I’ve played Quake since 1996. I never played online multiplayer and I spent several years at a couple points not playing it. But it has been in my game library for most of my life. Only in the recent three years have I tried understanding it as a pro – and in the past year as a speed-runner. I have changed my mind about Quake, and approach the recent Quake spawns Quake Champions and Dusk differently than I would have five years ago.
In Quake III I loved bot matches. I’d start a match with ten or more bots, on Hardcore or Nightmare difficulty, and proceed to shoot at them, with little thought. I didn’t rocket jump or strafe jump, nor did I control any items. I did practice my aim and memorize where items were. But I was a kid with a toy. I wasn’t competing, only playing.
I have adopted a different mindset with Quake Champions. It is out of necessity – there are no bots in Champions yet. But even with bots I expect I’d tend towards live matches. I want real competitors. I want to practice the skills of Quake multiplayer and better myself. Bot matches don’t do it for me anymore. I want real challenge, not fake challenge. This is a respectable ideal, with the benefit of honing my skills and making me a better player and person. But high ideals bring high costs, and I feel like an idiot most of the time.
Case in point: armed with a rocket launcher, another player ran straight at me with naught but gauntlet drawn. I fired five to ten rockets at this opponent to no avail. Towards me the player ran, and backwards I jumped, right off the stage and into oblivion. Not even a full minute after joining the match, I had been shamed and fell to a score of -1.
Battling bots is fun if less challenge and more gratification equals fun. Fighting live opponents brings more agony but also more achievement. Under my new mindset, I want to practice skills and compete. Quake is different for me.
So too with Dusk. This game relates to Quake only spiritually. All the same I approach it with my new mindset. In this case the goal is not competition but efficient play. Used to I took my time in Quake maps, killing monsters and pacing myself. Now I want to practice efficiency by speed-running.
As I began Dusk I played how I traditionally would play FPS games. In other words, I wasn’t doing much fancy: I ran, jump, shot, and strafed. Then the temptation to bunny hop and strafe-jump hit me. I wanted to complete each level as quickly as possible: why shoot these enemies when I can jump past them?

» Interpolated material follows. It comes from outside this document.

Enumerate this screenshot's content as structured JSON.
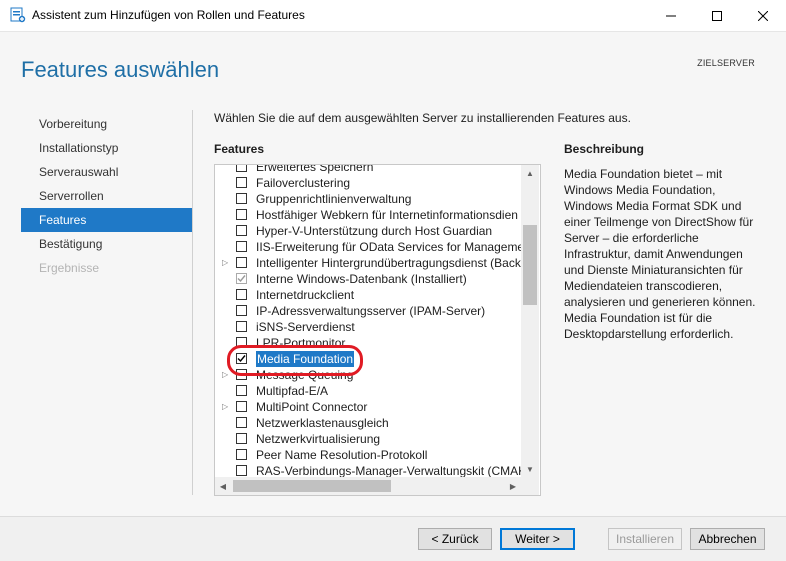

Recently I had begun speed-running Quake levels. Some I found a way to cut out a majority of the level – disillusioning my old gamer self who thought I had to proceed down a certain path, doing all the right stuff to reach the end. Speed-running is scheming and hacking – playing a game not as intended. It’s thrilling to complete a level doing things you’re not supposed to do. A speed-runner is a gamer rebelling.
Playing Dusk, I rebelled against the typical way of playing an FPS. I wanted to scheme each level. No longer do I pace myself and soak everything in. I only calculate.
My new approach to games leaves something lacking. In my old days, playing Quake for fun lent the game atmosphere. I was lost in a world and there was mystery. Speed-running kills the atmosphere. The gameworld becomes a series of obstacles and objects to hack through as fast as possible. Any inefficient detour is illogical. I miss the old days of soaking in an atmosphere, but at the same time regret that I never learned to speed run before. Speed-running is recognizing and combating a game’s structure and system for what they are, not living in a fake fantasy where a set of polygons and textures is a world.
So, obviously, in speed-running Dusk, escapism is sacrificed for calculation. In Quake Champions, mindless fun is sacrificed for agonizing competition. I miss what I have given up, but I love the new mindset I have adopted. There is more achievement and accomplishment to be had by competing and speed-running. There is more work and, as a result, more reward. I miss the old days, but it’s time to move on, grow up, and git gud.